Ajit Kumar vs State Of Jharkhand & Ors.




 on 10 March, 2011
Author: . M Sharma
Bench: Mukundakam Sharma, Anil R. Dave
IN THE SUPREME COURT OF INDIA
CIVIL APPELLATE JURISDICTION
CIVIL APPEAL NO. 2420 OF 2011
[Arising out of S.L.P (C) No. 12141 of 2008]
Ajit Kumar .... Appellant Versus
State of Jharkhand & Ors. ...Respondents JUDGMENT
Dr. MUKUNDAKAM SHARMA, J.
1. Leave granted.
2. This appeal is directed against the judgment and order dated 02.11.2007 passed by the Jharkhand High
Court dismissing the writ petition filed by the appellant.
3. The appellant herein was working as sub-ordinate Judge in Garhwa, Jharkhand when an order was issued
by the Governor of Jharkhand removing him from service by an order issued on 31.07.2003 on the basis of a
resolution of the Full 1
Court of the High Court of Jharkhand recommending his removal from service.
4. The appellant herein challenged the legality of the aforesaid order before the Jharkhand High Court by
filing a writ petition contending inter alia that the High Court does not have any power to dispense with an
enquiry as envisaged for the purpose of removal of a judicial officer like the appellant and therefore, the
impugned order was illegal and without jurisdiction. It was also submitted that there was no evidence on
record to show that the appellant was guilty of any misconduct and therefore the order of removal was illegal
and particularly also because of the fact that no notice was issued to the appellant before his removal from
service thereby violating the principles of natural justice.

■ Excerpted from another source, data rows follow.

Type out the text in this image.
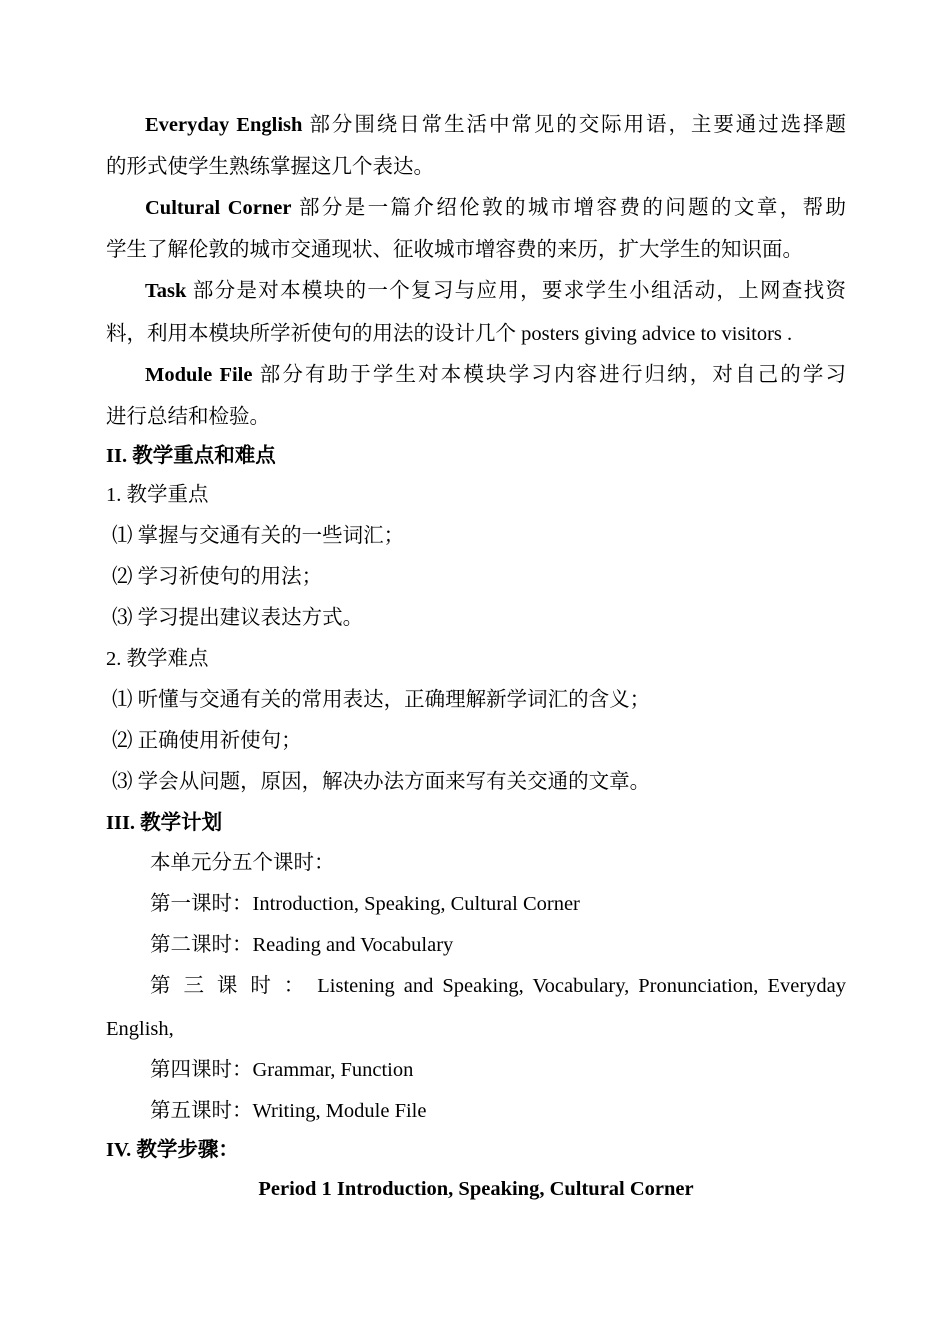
Everyday English 部分围绕日常生活中常见的交际用语，主要通过选择题
的形式使学生熟练掌握这几个表达。
Cultural Corner 部分是一篇介绍伦敦的城市增容费的问题的文章，帮助
学生了解伦敦的城市交通现状、征收城市增容费的来历，扩大学生的知识面。
Task 部分是对本模块的一个复习与应用，要求学生小组活动，上网查找资
料，利用本模块所学祈使句的用法的设计几个 posters giving advice to visitors .
Module File 部分有助于学生对本模块学习内容进行归纳，对自己的学习
进行总结和检验。
II. 教学重点和难点
1. 教学重点
⑴ 掌握与交通有关的一些词汇；
⑵ 学习祈使句的用法；
⑶ 学习提出建议表达方式。
2. 教学难点
⑴ 听懂与交通有关的常用表达，正确理解新学词汇的含义；
⑵ 正确使用祈使句；
⑶ 学会从问题，原因，解决办法方面来写有关交通的文章。
III. 教学计划
本单元分五个课时：
第一课时：Introduction, Speaking, Cultural Corner
第二课时：Reading and Vocabulary
第 三 课 时 ： Listening and Speaking, Vocabulary, Pronunciation, Everyday
English,
第四课时：Grammar, Function
第五课时：Writing, Module File
IV. 教学步骤：
Period 1 Introduction, Speaking, Cultural Corner
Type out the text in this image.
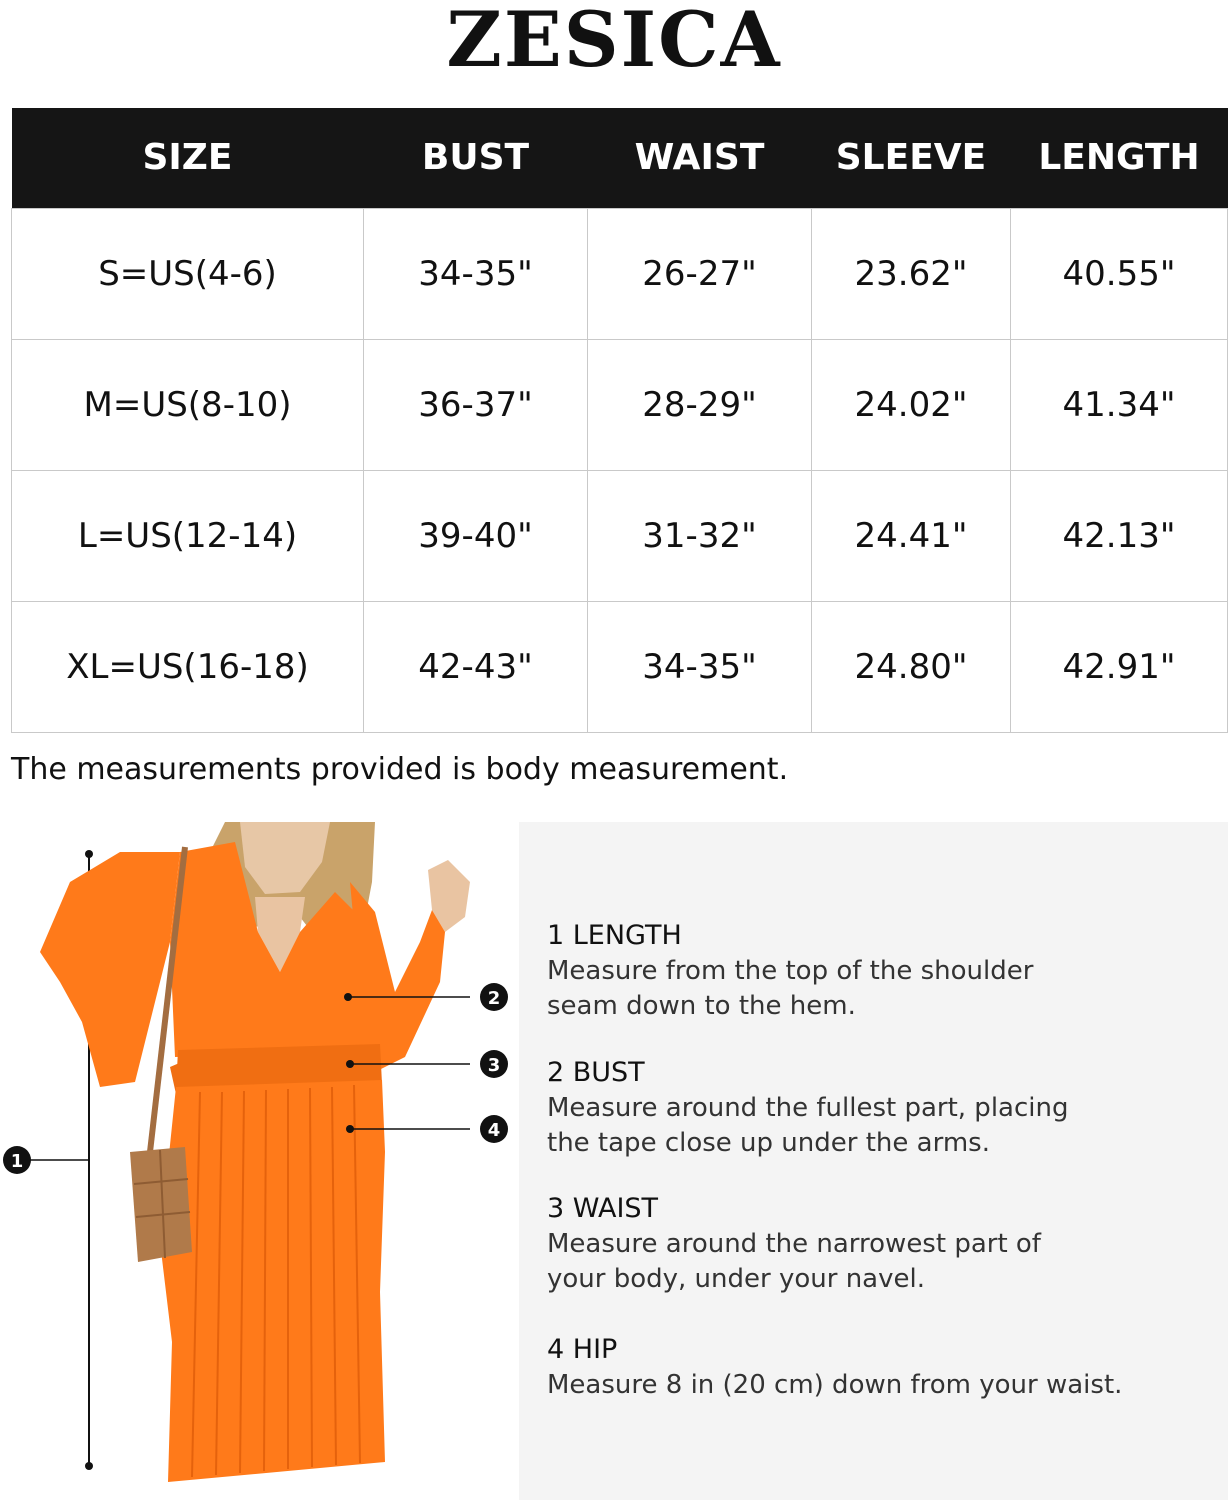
ZESICA
SIZE	BUST	WAIST	SLEEVE	LENGTH
S=US(4-6)	34-35"	26-27"	23.62"	40.55"
M=US(8-10)	36-37"	28-29"	24.02"	41.34"
L=US(12-14)	39-40"	31-32"	24.41"	42.13"
XL=US(16-18)	42-43"	34-35"	24.80"	42.91"
The measurements provided is body measurement.
1
2
3
4
1 LENGTH
Measure from the top of the shoulder
seam down to the hem.
2 BUST
Measure around the fullest part, placing
the tape close up under the arms.
3 WAIST
Measure around the narrowest part of
your body, under your navel.
4 HIP
Measure 8 in (20 cm) down from your waist.
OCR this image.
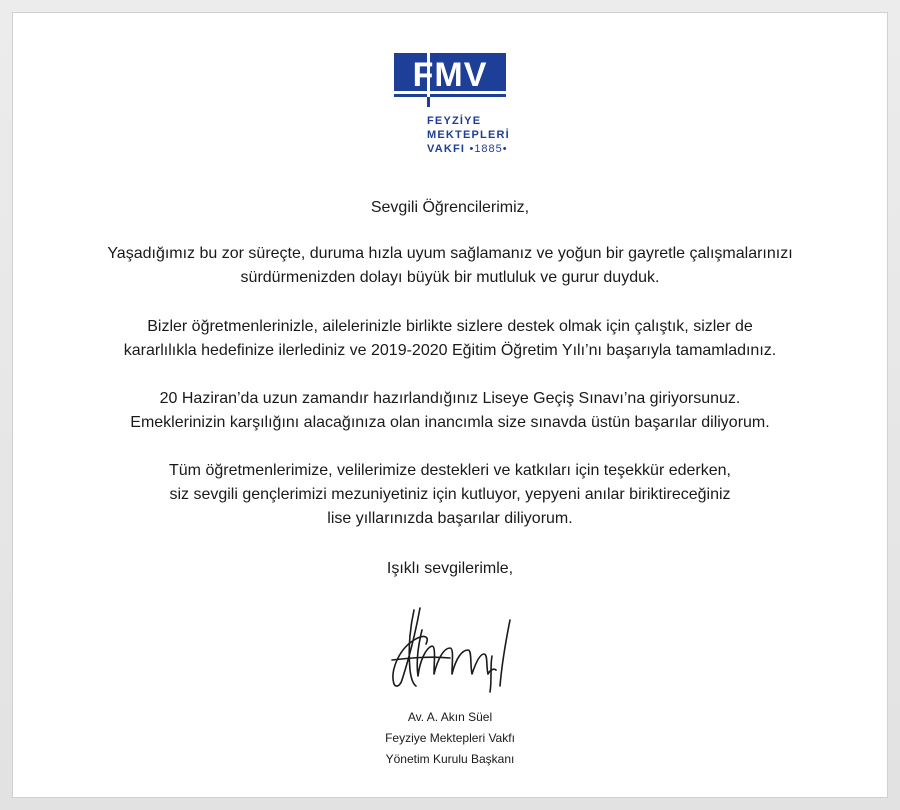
FMV
FEYZİYE
MEKTEPLERİ
VAKFI •1885•

Sevgili Öğrencilerimiz,

Yaşadığımız bu zor süreçte, duruma hızla uyum sağlamanız ve yoğun bir gayretle çalışmalarınızı

sürdürmenizden dolayı büyük bir mutluluk ve gurur duyduk.

Bizler öğretmenlerinizle, ailelerinizle birlikte sizlere destek olmak için çalıştık, sizler de

kararlılıkla hedefinize ilerlediniz ve 2019-2020 Eğitim Öğretim Yılı’nı başarıyla tamamladınız.

20 Haziran’da uzun zamandır hazırlandığınız Liseye Geçiş Sınavı’na giriyorsunuz.

Emeklerinizin karşılığını alacağınıza olan inancımla size sınavda üstün başarılar diliyorum.

Tüm öğretmenlerimize, velilerimize destekleri ve katkıları için teşekkür ederken,

siz sevgili gençlerimizi mezuniyetiniz için kutluyor, yepyeni anılar biriktireceğiniz

lise yıllarınızda başarılar diliyorum.

Işıklı sevgilerimle,

Av. A. Akın Süel
Feyziye Mektepleri Vakfı
Yönetim Kurulu Başkanı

It was also submitted that there was a total
non-application of mind in passing the impugned order of removal by exercise of power under proviso (b) to
Article 311(2) of the Constitution of India.
5. The aforesaid submissions were considered by the High Court in the light of the material available on
record. The High Court found that the appellant was promoted as sub-ordinate Judge, Garhwa and that on
05.05.2003, the then Inspecting 2
Judge inspected the Garhwa Civil Court and inspected the records relating to the appellant and submitted his
confidential report to the then Chief Justice of the Jharkhand High Court against the appellant stating that the
appellant did not use to prepare judgments on his own, rather he used to get it prepared through some body
else before delivering the judgments. It was also found that the then Chief Justice, after going through the
report, referred the matter to the Full Court for considering the appropriate action. On 18.06.2003, the Full
Court, after considering the confidential report and the report of the Inspecting Judge, resolved that the
appellant can be recommended for removal from the service, without any enquiry as it was felt that it was not
practicable in the interest of the institution to hold an inquiry since it may lead to the question of validity of
FOR MORE CLICK Ajit Kumar vs State Of Jharkhand & Ors.